How does the performance of Caffeine degrade as the payload size becomes larger?
We compare the response times of downloading increasingly large files using both Caffeine and HTTP.
In Atlanta, Georgia, we put a server hosting 20 files incrementing in size by 200kb starting at 200kb and going to 4mb. For a given file size, we take 10 response-time readings from an iPhone client in Cambridge, MA, on Wifi and record them to a table while normalizing network conditions (please contact us if you’d like all this raw data).
Disclaimer: Caffeine does not modify your payload. We do no compression. We are skeptical of compression-based performance techniques due to the security vulnerabilities they create like CRIME.

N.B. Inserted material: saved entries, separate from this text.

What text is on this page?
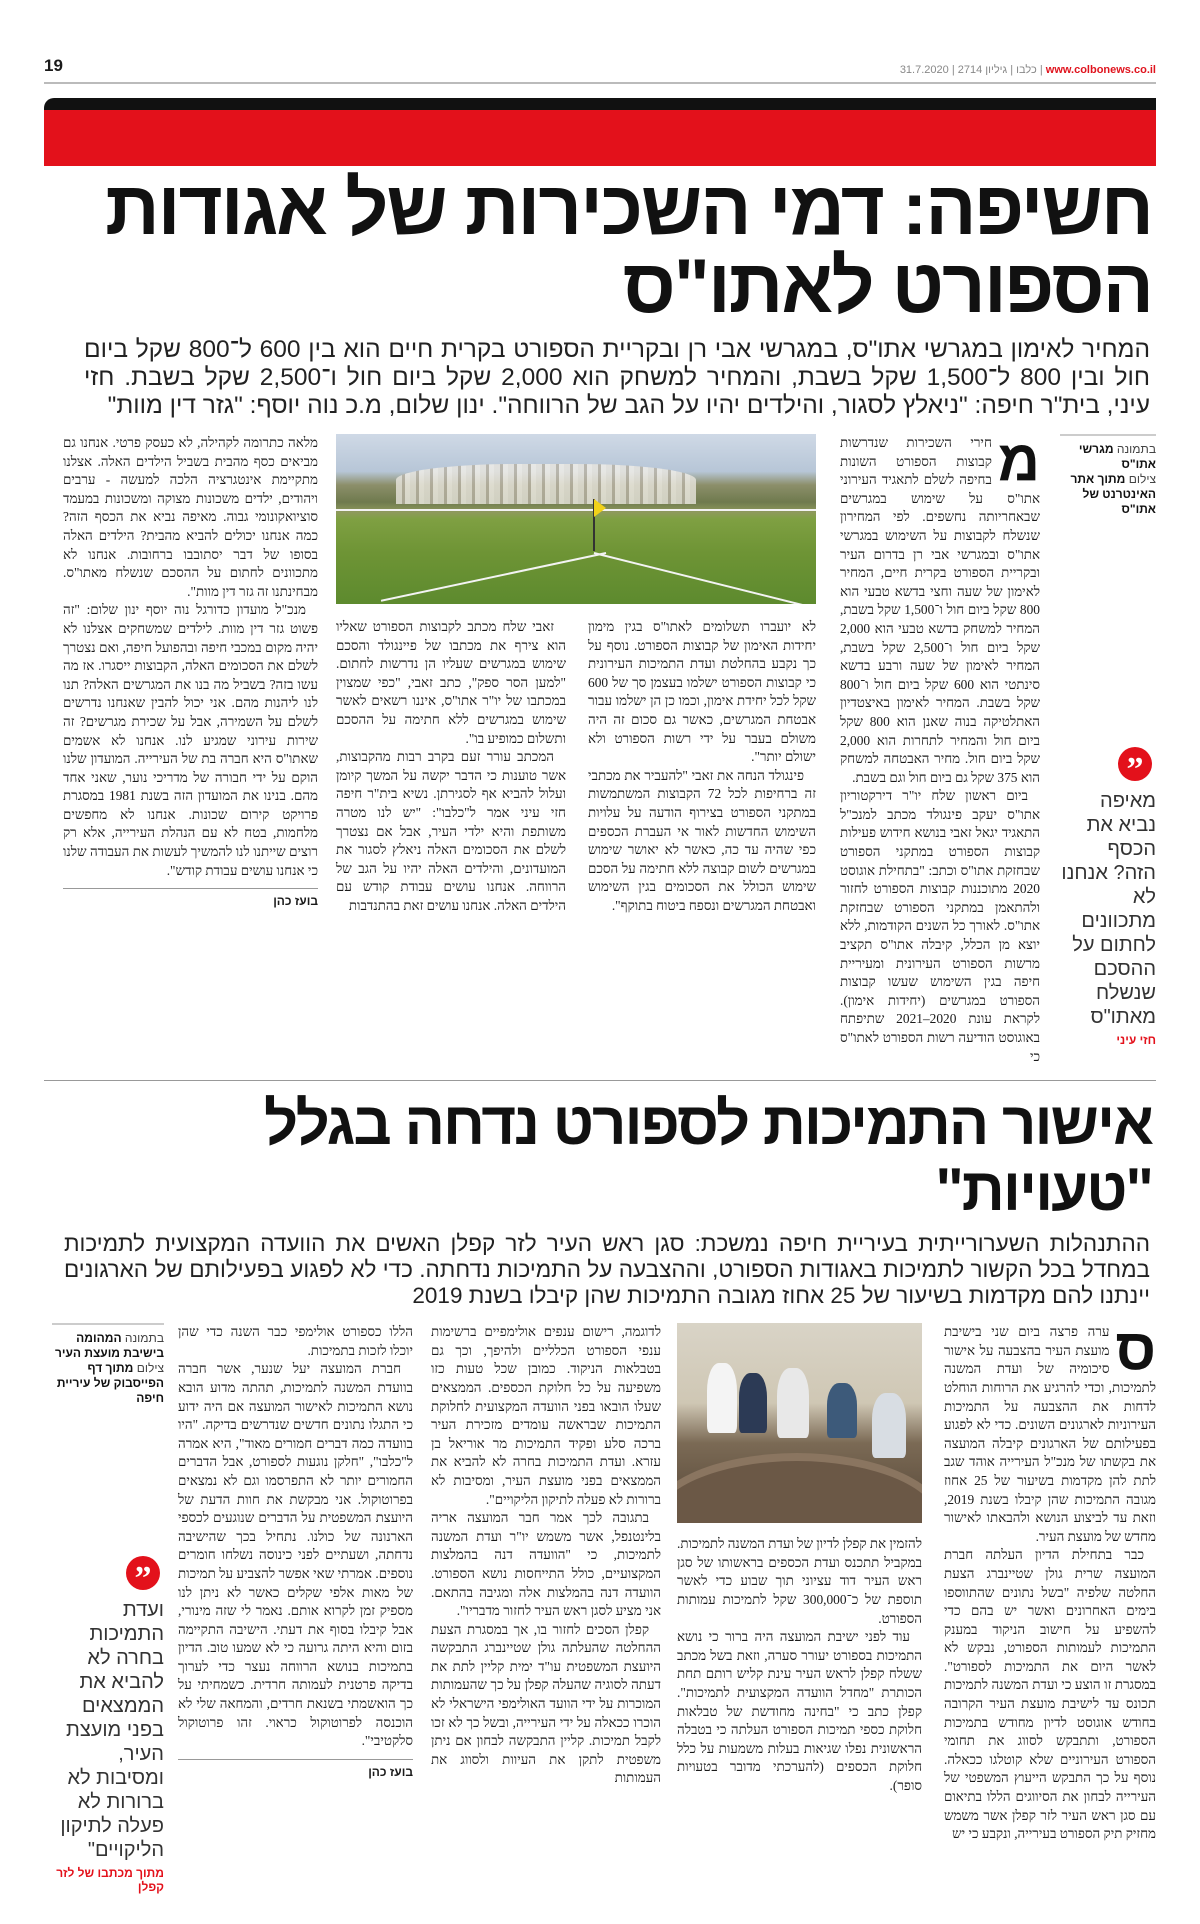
19	www.colbonews.co.il | כלבו | גיליון 2714 | 31.7.2020
חשיפה: דמי השכירות של אגודות
הספורט לאתו"ס
המחיר לאימון במגרשי אתו"ס, במגרשי אבי רן ובקריית הספורט בקרית חיים הוא בין 600 ל־800 שקל ביום חול ובין 800 ל־1,500 שקל בשבת, והמחיר למשחק הוא 2,000 שקל ביום חול ו־2,500 שקל בשבת. חזי עיני, בית"ר חיפה: "ניאלץ לסגור, והילדים יהיו על הגב של הרווחה". ינון שלום, מ.כ נוה יוסף: "גזר דין מוות"
בתמונה מגרשי אתו"ס
צילום מתוך אתר האינטרנט של אתו"ס
”
מאיפה נביא את הכסף הזה? אנחנו לא מתכוונים לחתום על ההסכם שנשלח מאתו"ס
חזי עיני
מ

חירי השכירות שנדרשות קבוצות הספורט השונות בחיפה לשלם לתאגיד העירוני אתו"ס על שימוש במגרשים שבאחריותה נחשפים. לפי המחירון שנשלח לקבוצות על השימוש במגרשי אתו"ס ובמגרשי אבי רן בדרום העיר ובקריית הספורט בקרית חיים, המחיר לאימון של שעה וחצי בדשא טבעי הוא 800 שקל ביום חול ו־1,500 שקל בשבת, המחיר למשחק בדשא טבעי הוא 2,000 שקל ביום חול ו־2,500 שקל בשבת, המחיר לאימון של שעה ורבע בדשא סינתטי הוא 600 שקל ביום חול ו־800 שקל בשבת. המחיר לאימון באיצטדיון האתלטיקה בנוה שאנן הוא 800 שקל ביום חול והמחיר לתחרות הוא 2,000 שקל ביום חול. מחיר האבטחה למשחק הוא 375 שקל גם ביום חול וגם בשבת.

ביום ראשון שלח יו"ר דירקטוריון אתו"ס יעקב פינגולד מכתב למנכ"ל התאגיד יגאל זאבי בנושא חידוש פעילות קבוצות הספורט במתקני הספורט שבחזקת אתו"ס וכתב: "בתחילת אוגוסט 2020 מתוכננות קבוצות הספורט לחזור ולהתאמן במתקני הספורט שבחזקת אתו"ס. לאורך כל השנים הקודמות, ללא יוצא מן הכלל, קיבלה אתו"ס תקציב מרשות הספורט העירונית ומעיריית חיפה בגין השימוש שעשו קבוצות הספורט במגרשים (יחידות אימון). לקראת עונת 2020–2021 שתיפתח באוגוסט הודיעה רשות הספורט לאתו"ס כי

לא יועברו תשלומים לאתו"ס בגין מימון יחידות האימון של קבוצות הספורט. נוסף על כך נקבע בהחלטת ועדת התמיכות העירונית כי קבוצות הספורט ישלמו בעצמן סך של 600 שקל לכל יחידת אימון, וכמו כן הן ישלמו עבור אבטחת המגרשים, כאשר גם סכום זה היה משולם בעבר על ידי רשות הספורט ולא ישולם יותר".

פינגולד הנחה את זאבי "להעביר את מכתבי זה ברחיפות לכל 72 הקבוצות המשתמשות במתקני הספורט בצירוף הודעה על עלויות השימוש החדשות לאור אי העברת הכספים כפי שהיה עד כה, כאשר לא יאושר שימוש במגרשים לשום קבוצה ללא חתימה על הסכם שימוש הכולל את הסכומים בגין השימוש ואבטחת המגרשים ונספח ביטוח בתוקף".

זאבי שלח מכתב לקבוצות הספורט שאליו הוא צירף את מכתבו של פיינגולד והסכם שימוש במגרשים שעליו הן נדרשות לחתום. "למען הסר ספק", כתב זאבי, "כפי שמצוין במכתבו של יו"ר אתו"ס, איננו רשאים לאשר שימוש במגרשים ללא חתימה על ההסכם ותשלום כמופיע בו".

המכתב עורר זעם בקרב רבות מהקבוצות, אשר טוענות כי הדבר יקשה על המשך קיומן ועלול להביא אף לסגירתן. נשיא בית"ר חיפה חזי עיני אמר ל"כלבו": "יש לנו מטרה משותפת והיא ילדי העיר, אבל אם נצטרך לשלם את הסכומים האלה ניאלץ לסגור את המועדונים, והילדים האלה יהיו על הגב של הרווחה. אנחנו עושים עבודת קודש עם הילדים האלה. אנחנו עושים זאת בהתנדבות

מלאה כתרומה לקהילה, לא כעסק פרטי. אנחנו גם מביאים כסף מהבית בשביל הילדים האלה. אצלנו מתקיימת אינטגרציה הלכה למעשה - ערבים ויהודים, ילדים משכונות מצוקה ומשכונות במעמד סוציואקונומי גבוה. מאיפה נביא את הכסף הזה? כמה אנחנו יכולים להביא מהבית? הילדים האלה בסופו של דבר יסתובבו ברחובות. אנחנו לא מתכוונים לחתום על ההסכם שנשלח מאתו"ס. מבחינתנו זה גזר דין מוות".

מנכ"ל מועדון כדורגל נוה יוסף ינון שלום: "זה פשוט גזר דין מוות. לילדים שמשחקים אצלנו לא יהיה מקום במכבי חיפה ובהפועל חיפה, ואם נצטרך לשלם את הסכומים האלה, הקבוצות ייסגרו. אז מה עשו בזה? בשביל מה בנו את המגרשים האלה? תנו לנו ליהנות מהם. אני יכול להבין שאנחנו נדרשים לשלם על השמירה, אבל על שכירת מגרשים? זה שירות עירוני שמגיע לנו. אנחנו לא אשמים שאתו"ס היא חברה בת של העירייה. המועדון שלנו הוקם על ידי חבורה של מדריכי נוער, שאני אחד מהם. בנינו את המועדון הזה בשנת 1981 במסגרת פרויקט קירום שכונות. אנחנו לא מחפשים מלחמות, בטח לא עם הנהלת העירייה, אלא רק רוצים שייתנו לנו להמשיך לעשות את העבודה שלנו כי אנחנו עושים עבודת קודש".

בועז כהן
אישור התמיכות לספורט נדחה בגלל "טעויות"
ההתנהלות השערורייתית בעיריית חיפה נמשכת: סגן ראש העיר לזר קפלן האשים את הוועדה המקצועית לתמיכות במחדל בכל הקשור לתמיכות באגודות הספורט, וההצבעה על התמיכות נדחתה. כדי לא לפגוע בפעילותם של הארגונים יינתנו להם מקדמות בשיעור של 25 אחוז מגובה התמיכות שהן קיבלו בשנת 2019
ס

ערה פרצה ביום שני בישיבת מועצת העיר בהצבעה על אישור סיכומיה של ועדת המשנה לתמיכות, וכדי להרגיע את הרוחות הוחלט לדחות את ההצבעה על התמיכות העירוניות לארגונים השונים. כדי לא לפגוע בפעילותם של הארגונים קיבלה המועצה את בקשתו של מנכ"ל העירייה אוהד שגב לתת להן מקדמות בשיעור של 25 אחוז מגובה התמיכות שהן קיבלו בשנת 2019, וזאת עד לביצוע הנושא ולהבאתו לאישור מחדש של מועצת העיר.

כבר בתחילת הדיון העלתה חברת המועצה שרית גולן שטיינברג הצעת החלטה שלפיה "בשל נתונים שהתווספו בימים האחרונים ואשר יש בהם כדי להשפיע על חישוב הניקוד במענק התמיכות לעמותות הספורט, נבקש לא לאשר היום את התמיכות לספורט". במסגרת זו הוצע כי ועדת המשנה לתמיכות תכונס עד לישיבת מועצת העיר הקרובה בחודש אוגוסט לדיון מחודש בתמיכות הספורט, ותתבקש לסווג את תחומי הספורט העירוניים שלא קוטלגו ככאלה. נוסף על כך התבקש הייעוץ המשפטי של העירייה לבחון את הסיווגים הללו בתיאום עם סגן ראש העיר לזר קפלן אשר משמש מחזיק תיק הספורט בעירייה, ונקבע כי יש

להזמין את קפלן לדיון של ועדת המשנה לתמיכות. במקביל תתכנס ועדת הכספים בראשותו של סגן ראש העיר דוד עציוני תוך שבוע כדי לאשר תוספת של כ־300,000 שקל לתמיכות עמותות הספורט.

עוד לפני ישיבת המועצה היה ברור כי נושא התמיכות בספורט יעורר סערה, וזאת בשל מכתב ששלח קפלן לראש העיר עינת קליש רותם תחת הכותרת "מחדל הוועדה המקצועית לתמיכות". קפלן כתב כי "בחינה מחודשת של טבלאות חלוקת כספי תמיכות הספורט העלתה כי בטבלה הראשונית נפלו שגיאות בעלות משמעות על כלל חלוקת הכספים (להערכתי מדובר בטעויות סופר).

לדוגמה, רישום ענפים אולימפיים ברשימות ענפי הספורט הכלליים ולהיפך, וכך גם בטבלאות הניקוד. כמובן שכל טעות כזו משפיעה על כל חלוקת הכספים. הממצאים שעלו הובאו בפני הוועדה המקצועית לחלוקת התמיכות שבראשה עומדים מזכירת העיר ברכה סלע ופקיד התמיכות מר אוריאל בן עזרא. ועדת התמיכות בחרה לא להביא את הממצאים בפני מועצת העיר, ומסיבות לא ברורות לא פעלה לתיקון הליקויים".

בתגובה לכך אמר חבר המועצה אריה בלינטנפל, אשר משמש יו"ר ועדת המשנה לתמיכות, כי "הוועדה דנה בהמלצות המקצועיים, כולל התייחסות נושא הספורט. הוועדה דנה בהמלצות אלה ומגיבה בהתאם. אני מציע לסגן ראש העיר לחזור מדבריו".

קפלן הסכים לחזור בו, אך במסגרת הצעת ההחלטה שהעלתה גולן שטיינברג התבקשה היועצת המשפטית עו"ד ימית קליין לתת את דעתה לסוגיה שהעלה קפלן על כך שהעמותות המוכרות על ידי הוועד האולימפי הישראלי לא הוכרו ככאלה על ידי העירייה, ובשל כך לא זכו לקבל תמיכות. קליין התבקשה לבחון אם ניתן משפטית לתקן את העיוות ולסווג את העמותות

הללו כספורט אולימפי כבר השנה כדי שהן יוכלו לזכות בתמיכות.

חברת המועצה יעל שנער, אשר חברה בוועדת המשנה לתמיכות, תהתה מדוע הובא נושא התמיכות לאישור המועצה אם היה ידוע כי התגלו נתונים חדשים שנדרשים בדיקה. "היו בוועדה כמה דברים חמורים מאוד", היא אמרה ל"כלבו", "חלקן נוגעות לספורט, אבל הדברים החמורים יותר לא התפרסמו וגם לא נמצאים בפרוטוקול. אני מבקשת את חוות הדעת של היועצת המשפטית על הדברים שנוגעים לכספי הארנונה של כולנו. נתחיל בכך שהישיבה נדחתה, ושעתיים לפני כינוסה נשלחו חומרים נוספים. אמרתי שאי אפשר להצביע על תמיכות של מאות אלפי שקלים כאשר לא ניתן לנו מספיק זמן לקרוא אותם. נאמר לי שזה מינורי, אבל קיבלו בסוף את דעתי. הישיבה התקיימה בזום והיא היתה גרועה כי לא שמעו טוב. הדיון בתמיכות בנושא הרווחה נעצר כדי לערוך בדיקה פרטנית לעמותה חרדית. כשמחיתי על כך הואשמתי בשנאת חרדים, והמחאה שלי לא הוכנסה לפרוטוקול כראוי. זהו פרוטוקול סלקטיבי".

בועז כהן
בתמונה המהומה בישיבת מועצת העיר
צילום מתוך דף הפייסבוק של עיריית חיפה
”
ועדת התמיכות בחרה לא להביא את הממצאים בפני מועצת העיר, ומסיבות לא ברורות לא פעלה לתיקון הליקויים"
מתוך מכתבו של לזר קפלן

Both HTTP and Caffeine increase in response time about linear to payload size. This is intuitive: the larger the transfer the slower any network request. Caffeine, however, remains consistently at least 200ms faster than HTTP. This is pictured below.
For the 200kb request, the smallest, Caffeine takes around 50ms while HTTP takes around 300ms. For the 4mb request, the largest, Caffeine takes about 700ms while HTTP takes about 950ms.
How does HTTP’s response-time compare relative to Caffeine’s?
The graph below shows the response-time multiples of HTTP over Caffeine, indicating how much longer HTTP takes to respond compared to Caffeine for a given request size.
The smaller the request, the exponentially slower HTTP relative to Caffeine. HTTP is 6.05x slower than Caffeine for delivering 200kb of data. On the other extreme, HTTP is only 1.37x slower than Caffeine for delivering 4mb of data. For payload sizes less than or equal to 1.4mb, Caffeine offers a 200% performance improvement over HTTP for equivalent payload sizes.
As the amount of data transferred becomes larger, the less latency-bound the transfer and the more it becomes a problem of bandwidth (and thus in the realm of your carrier’s hardware).
Of course there are video/image apps that will involve requests whose payloads are much larger, and if you’re one of them, we’re interested to know if you care about improving performance! We have several ideas for how we can further improve performance for larger objects.
During R&D of Caffeine, we drew heavily on application data from all the popular apps in the real world and found it exceedingly rare for any given request to be larger than 400kb. Apps seem to be comprised of many small requests, not a few big ones.